Nineteen-year-old Zoliswa Nkonyana, who lived openly as a lesbian, was stoned and stabbed to death outside of an informal bar in the Khayelitsha Township in 2006.
The four attackers -- Lubabalo Ntlabathi, Sicelo Mase, Luyanda Londzi and Mbulelo Damba -- who were minors at the time of the crime, were convicted of the murder in October.
“Life is about choice, magistrate Raadiyah Wathen said after the sentencing on Wednesday.
Zoliswa Nkonyana didn’t have the freedom to live out her choice. Violence will not go unpunished.”
Sexual violence and hate crimes are shockingly prevalent in post-apartheid South Africa. The country has one of the highest rates of child sexual abuse and baby rape in the world, due to the commonly held belief that having sex with a virgin will cure a man of HIV/AIDS. Additionally, a high percentage of schoolchildren don't believe that non-consensual sex counts as a form of violence.
Lesbians are also the target of violence -- both sexual and non-sexual. Corrective rape is also rampant in the country, and men believe that raping a lesbian will convert her into a heterosexual.
Every day I am told that they are going to kill me, that they are going to rape me and after they rape me I'll become a girl, Zakhe Sowello from Soweto, Johannesburg, told The Guardian in 2009. When you are raped you have a lot of evidence on your body. But when we try and report these crimes nothing happens, and then you see the boys who raped you walking free on the street.
The most famous case of corrective rape was the murder of Eudy Simelane. Simelane was a popular player on South African's national women's soccer team and one of the country's first openly gay LGBT rights activists. In April 2008, Simelane was gang-raped, beaten and finally stabbed 25 times. Her body was found in a creek outside of Johannesburg.

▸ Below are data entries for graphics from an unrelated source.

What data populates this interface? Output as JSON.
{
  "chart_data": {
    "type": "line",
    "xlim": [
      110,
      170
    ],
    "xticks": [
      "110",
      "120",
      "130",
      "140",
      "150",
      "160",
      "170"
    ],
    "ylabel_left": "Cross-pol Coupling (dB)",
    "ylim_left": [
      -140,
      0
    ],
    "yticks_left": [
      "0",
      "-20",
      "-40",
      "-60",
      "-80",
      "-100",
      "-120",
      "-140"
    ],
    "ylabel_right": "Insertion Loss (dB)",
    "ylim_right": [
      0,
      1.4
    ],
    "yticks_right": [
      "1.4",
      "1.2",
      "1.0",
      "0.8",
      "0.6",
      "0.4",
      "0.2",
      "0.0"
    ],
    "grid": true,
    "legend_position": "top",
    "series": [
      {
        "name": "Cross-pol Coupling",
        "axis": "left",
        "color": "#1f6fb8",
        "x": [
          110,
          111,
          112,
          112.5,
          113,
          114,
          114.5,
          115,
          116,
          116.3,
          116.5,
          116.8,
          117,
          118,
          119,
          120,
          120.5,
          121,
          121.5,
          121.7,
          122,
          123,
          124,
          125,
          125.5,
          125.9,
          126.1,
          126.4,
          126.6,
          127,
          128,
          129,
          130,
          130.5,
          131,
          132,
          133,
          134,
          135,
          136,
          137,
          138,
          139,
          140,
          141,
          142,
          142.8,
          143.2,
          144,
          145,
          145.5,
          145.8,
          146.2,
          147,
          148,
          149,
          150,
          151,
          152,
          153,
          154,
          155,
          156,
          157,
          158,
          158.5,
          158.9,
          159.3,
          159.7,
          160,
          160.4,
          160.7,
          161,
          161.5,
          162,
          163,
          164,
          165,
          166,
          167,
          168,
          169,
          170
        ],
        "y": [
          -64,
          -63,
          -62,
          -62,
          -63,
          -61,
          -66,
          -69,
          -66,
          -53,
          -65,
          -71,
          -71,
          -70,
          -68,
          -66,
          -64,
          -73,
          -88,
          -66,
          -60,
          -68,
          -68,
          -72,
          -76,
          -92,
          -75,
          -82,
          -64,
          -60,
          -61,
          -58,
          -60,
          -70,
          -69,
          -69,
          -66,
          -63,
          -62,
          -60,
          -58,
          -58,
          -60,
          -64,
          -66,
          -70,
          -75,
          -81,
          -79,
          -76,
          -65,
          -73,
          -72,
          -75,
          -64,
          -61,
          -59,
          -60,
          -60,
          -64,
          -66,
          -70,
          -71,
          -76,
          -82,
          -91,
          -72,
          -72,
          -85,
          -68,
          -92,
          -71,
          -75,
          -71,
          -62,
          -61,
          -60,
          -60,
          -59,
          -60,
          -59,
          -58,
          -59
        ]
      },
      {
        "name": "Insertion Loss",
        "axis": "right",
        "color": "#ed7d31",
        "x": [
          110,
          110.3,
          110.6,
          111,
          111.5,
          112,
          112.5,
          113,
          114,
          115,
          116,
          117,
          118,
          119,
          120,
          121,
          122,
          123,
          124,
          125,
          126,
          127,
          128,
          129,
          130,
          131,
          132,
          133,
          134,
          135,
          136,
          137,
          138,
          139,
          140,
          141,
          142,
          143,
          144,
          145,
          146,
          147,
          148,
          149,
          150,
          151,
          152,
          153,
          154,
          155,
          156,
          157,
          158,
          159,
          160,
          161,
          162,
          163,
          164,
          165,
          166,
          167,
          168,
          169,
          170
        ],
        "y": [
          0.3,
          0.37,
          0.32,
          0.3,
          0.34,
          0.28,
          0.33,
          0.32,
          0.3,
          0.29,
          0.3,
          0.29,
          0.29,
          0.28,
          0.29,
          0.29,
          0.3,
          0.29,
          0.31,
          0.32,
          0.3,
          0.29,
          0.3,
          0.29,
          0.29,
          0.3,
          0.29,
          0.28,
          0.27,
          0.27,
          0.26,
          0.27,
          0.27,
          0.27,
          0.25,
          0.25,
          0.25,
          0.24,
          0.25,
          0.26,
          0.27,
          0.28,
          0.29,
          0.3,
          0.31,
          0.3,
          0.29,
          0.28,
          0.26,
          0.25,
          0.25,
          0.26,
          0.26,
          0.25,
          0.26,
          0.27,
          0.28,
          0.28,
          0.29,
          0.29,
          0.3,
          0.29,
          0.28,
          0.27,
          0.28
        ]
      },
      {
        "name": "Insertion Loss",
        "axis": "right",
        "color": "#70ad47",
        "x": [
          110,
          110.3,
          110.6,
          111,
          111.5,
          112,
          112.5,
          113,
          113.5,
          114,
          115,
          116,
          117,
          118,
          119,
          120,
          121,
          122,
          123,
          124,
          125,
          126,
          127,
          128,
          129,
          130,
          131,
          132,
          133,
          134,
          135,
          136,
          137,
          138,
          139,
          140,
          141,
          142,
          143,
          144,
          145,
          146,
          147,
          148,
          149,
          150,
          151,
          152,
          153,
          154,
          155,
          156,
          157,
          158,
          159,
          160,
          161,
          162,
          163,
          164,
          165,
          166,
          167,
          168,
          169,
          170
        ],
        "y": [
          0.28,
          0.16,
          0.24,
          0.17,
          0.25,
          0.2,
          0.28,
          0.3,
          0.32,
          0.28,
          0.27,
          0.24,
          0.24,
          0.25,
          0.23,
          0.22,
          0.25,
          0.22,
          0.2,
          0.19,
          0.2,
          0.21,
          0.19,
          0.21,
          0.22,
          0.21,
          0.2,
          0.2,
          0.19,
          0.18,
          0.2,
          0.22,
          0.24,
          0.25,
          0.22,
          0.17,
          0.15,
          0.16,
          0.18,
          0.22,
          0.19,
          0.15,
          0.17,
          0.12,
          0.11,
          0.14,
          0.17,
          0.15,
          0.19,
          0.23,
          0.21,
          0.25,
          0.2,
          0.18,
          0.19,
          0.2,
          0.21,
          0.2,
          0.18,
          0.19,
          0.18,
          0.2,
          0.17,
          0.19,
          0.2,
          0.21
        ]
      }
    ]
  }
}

Two of the four men who attacked Simelane were convicted of rape and murder and sentenced to life in prison. The other two were acquitted.
Simelane's murder was the impetus for South African Human Rights Commission's campaign to make hate crimes and corrective rapes a distinct category in the nation's penal code.
The Nkonyana verdict marked an important moment in the quest for equal rights and was a landmark case because a magistrate acknowledged that hatred and homophobia were motives for the murder. Activists sang and danced outside the court house, and let out a loud cheer when the men were given their sentence.
It is the first case in South Africa where sexual orientation and identity was named and recognized as an aggravating factor in a murder trial, Marlow Newman-Valentine, Deputy Director of African LGBT rights group The Triangle Project, told MSNBC.